Too expensive! Keep using Windows XP and 7!
…awkward silence and nothing happens...
*ransomware injected via XP and 7 exploit because Microsoft doesn't patch those OS anymore*
You skipped the step where they pay a solution provider unlimited money to try to improve things. Probably somewhere after step 4 and again around step 7.
It’s actually cheaper in the long run too! Like maintaining a car instead of letting it go to crap then fixing what broke. Unfortunately governments don’t see it the same way.
Politicians maintain their jobs like they were cars on a four year lease. After four years it's someone else's problem.
My MPP was on a toot about helping TODAYS seniors. Sorry. It's too late. They're screwed.
Unless the province wants to spend TRILLIONS on buying land for new care facilities, paying more TRILLIONS to fast track construction at triple time and spending more TRILLIONS in bribes to get health care workers from other jurisdictions. Then pay universities TRILLIONS to build more teaching facilities. Then pay more TRILLIONS to fix the errors in the previous TRILLION dollar ventures.
The only alternate would be to invent a time machine to send us all back 50 years and then do planning for longer than four years.
It takes 65 years to make a senior. At 65 too many of us are like a 1985 Hyundai Pony after a four year lease. Rusted and busted.
Politicians maintain their jobs like they were cars on a four year lease. After four years it's someone else's problem.
My MPP was on a toot about helping TODAYS seniors. Sorry. It's too late. They're screwed.

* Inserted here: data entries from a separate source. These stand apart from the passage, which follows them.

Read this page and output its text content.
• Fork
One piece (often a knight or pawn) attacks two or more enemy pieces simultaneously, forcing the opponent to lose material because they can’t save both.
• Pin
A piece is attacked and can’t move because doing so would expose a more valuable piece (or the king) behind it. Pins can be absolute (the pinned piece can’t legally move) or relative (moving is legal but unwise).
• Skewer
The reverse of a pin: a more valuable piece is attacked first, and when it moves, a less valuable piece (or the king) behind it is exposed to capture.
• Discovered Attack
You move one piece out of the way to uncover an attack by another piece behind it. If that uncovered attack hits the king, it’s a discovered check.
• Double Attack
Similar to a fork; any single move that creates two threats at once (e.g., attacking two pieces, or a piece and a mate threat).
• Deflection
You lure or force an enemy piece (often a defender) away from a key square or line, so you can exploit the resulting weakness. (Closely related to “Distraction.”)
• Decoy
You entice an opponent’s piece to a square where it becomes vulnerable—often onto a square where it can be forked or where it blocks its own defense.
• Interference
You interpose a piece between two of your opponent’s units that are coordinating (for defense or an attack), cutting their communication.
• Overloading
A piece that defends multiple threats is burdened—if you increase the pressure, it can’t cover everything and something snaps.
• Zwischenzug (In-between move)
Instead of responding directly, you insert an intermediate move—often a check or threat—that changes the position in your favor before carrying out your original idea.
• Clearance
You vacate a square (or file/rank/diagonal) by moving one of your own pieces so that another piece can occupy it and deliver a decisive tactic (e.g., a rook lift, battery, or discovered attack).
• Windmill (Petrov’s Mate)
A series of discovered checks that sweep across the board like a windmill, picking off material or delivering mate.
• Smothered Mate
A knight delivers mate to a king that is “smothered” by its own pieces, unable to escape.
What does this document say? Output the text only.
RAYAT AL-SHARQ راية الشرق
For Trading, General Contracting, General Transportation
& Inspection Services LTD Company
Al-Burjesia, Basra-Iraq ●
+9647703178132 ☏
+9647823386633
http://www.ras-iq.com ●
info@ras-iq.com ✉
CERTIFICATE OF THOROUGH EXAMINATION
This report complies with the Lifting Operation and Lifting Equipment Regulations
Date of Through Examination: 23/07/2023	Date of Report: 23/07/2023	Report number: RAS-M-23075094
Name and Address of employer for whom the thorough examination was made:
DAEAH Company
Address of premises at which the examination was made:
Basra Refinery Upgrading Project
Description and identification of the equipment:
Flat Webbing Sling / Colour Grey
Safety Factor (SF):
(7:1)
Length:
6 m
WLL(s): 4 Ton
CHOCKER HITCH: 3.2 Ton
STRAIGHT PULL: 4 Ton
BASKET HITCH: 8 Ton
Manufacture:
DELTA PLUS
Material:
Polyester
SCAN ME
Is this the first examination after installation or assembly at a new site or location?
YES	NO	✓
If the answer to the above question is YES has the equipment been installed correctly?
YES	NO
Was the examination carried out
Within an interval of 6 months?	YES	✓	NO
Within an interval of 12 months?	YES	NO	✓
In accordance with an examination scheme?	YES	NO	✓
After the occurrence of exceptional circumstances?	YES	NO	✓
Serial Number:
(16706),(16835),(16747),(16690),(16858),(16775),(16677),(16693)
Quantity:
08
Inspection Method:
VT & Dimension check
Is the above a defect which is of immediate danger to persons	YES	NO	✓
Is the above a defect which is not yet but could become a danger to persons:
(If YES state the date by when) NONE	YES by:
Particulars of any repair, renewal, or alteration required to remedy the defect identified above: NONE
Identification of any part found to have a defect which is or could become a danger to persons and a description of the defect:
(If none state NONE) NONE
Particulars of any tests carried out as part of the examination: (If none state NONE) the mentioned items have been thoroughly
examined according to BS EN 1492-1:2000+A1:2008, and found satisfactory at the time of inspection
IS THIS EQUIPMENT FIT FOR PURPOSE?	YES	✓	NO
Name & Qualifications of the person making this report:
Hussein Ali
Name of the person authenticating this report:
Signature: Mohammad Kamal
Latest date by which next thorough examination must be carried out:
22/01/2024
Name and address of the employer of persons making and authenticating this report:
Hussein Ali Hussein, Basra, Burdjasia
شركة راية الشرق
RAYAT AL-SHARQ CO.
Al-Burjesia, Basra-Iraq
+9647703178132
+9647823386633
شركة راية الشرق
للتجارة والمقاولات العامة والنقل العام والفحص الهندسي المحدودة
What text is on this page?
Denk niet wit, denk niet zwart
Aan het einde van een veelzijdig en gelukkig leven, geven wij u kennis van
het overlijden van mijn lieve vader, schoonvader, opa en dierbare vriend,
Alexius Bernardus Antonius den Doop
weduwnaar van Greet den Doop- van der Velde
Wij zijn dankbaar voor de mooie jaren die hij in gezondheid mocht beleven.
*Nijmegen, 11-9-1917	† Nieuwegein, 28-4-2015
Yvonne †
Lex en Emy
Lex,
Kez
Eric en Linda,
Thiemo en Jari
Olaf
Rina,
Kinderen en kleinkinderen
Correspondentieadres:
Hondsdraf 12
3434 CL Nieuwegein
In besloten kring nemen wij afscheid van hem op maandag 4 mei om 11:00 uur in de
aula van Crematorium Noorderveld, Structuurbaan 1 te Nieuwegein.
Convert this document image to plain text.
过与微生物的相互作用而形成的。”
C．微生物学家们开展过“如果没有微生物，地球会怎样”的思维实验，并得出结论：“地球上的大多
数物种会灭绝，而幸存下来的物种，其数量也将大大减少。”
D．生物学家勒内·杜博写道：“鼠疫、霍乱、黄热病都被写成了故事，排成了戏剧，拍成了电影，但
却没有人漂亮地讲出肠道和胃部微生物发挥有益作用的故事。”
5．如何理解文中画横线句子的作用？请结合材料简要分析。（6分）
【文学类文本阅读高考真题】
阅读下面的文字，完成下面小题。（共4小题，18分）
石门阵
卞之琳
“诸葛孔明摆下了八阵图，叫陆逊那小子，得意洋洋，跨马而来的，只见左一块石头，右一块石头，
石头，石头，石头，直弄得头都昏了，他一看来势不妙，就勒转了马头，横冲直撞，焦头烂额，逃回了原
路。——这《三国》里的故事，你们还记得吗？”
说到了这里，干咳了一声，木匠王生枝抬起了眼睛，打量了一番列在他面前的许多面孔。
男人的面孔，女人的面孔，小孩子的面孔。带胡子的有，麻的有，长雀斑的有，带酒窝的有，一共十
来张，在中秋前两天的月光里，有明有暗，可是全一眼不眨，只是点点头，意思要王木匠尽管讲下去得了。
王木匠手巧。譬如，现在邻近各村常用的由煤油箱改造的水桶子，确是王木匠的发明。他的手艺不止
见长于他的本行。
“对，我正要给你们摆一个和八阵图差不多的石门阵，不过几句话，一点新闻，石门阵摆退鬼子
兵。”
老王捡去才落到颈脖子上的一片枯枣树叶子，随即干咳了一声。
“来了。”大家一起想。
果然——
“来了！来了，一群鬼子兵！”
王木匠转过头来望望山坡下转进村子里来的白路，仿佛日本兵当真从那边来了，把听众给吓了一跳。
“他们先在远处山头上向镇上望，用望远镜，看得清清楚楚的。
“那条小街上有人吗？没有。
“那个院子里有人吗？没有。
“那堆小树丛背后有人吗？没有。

Unless the province wants to spend TRILLIONS on buying land for new care facilities, paying more TRILLIONS to fast track construction at triple time and spending more TRILLIONS in bribes to get health care workers from other jurisdictions. Then pay universities TRILLIONS to build more teaching facilities. Then pay more TRILLIONS to fix the errors in the previous TRILLION dollar ventures.
The only alternate would be to invent a time machine to send us all back 50 years and then do planning for longer than four years.
It takes 65 years to make a senior. At 65 too many of us are like a 1985 Hyundai Pony after a four year lease. Rusted and busted.
There is a path that can help some of today's seniors. Pick a point where public funds are no longer allocated to extend life. Most nursing homes are full of zombies. Many have no quality of life. Many beg for death daily. This goes on for many years. If you stopped allocating money to keep zombies that want to die alive, there are more resources (space, staff and money) to be used for those that still have quality of life but need assistance.
An easy first step would be pre-emptive maid declaration. While you are of sound mind, outline the conditions that must be met for you to no longer want to live. Current rules require you to be of sound mind at the time so if your mind goes, you can be a zombie for decades.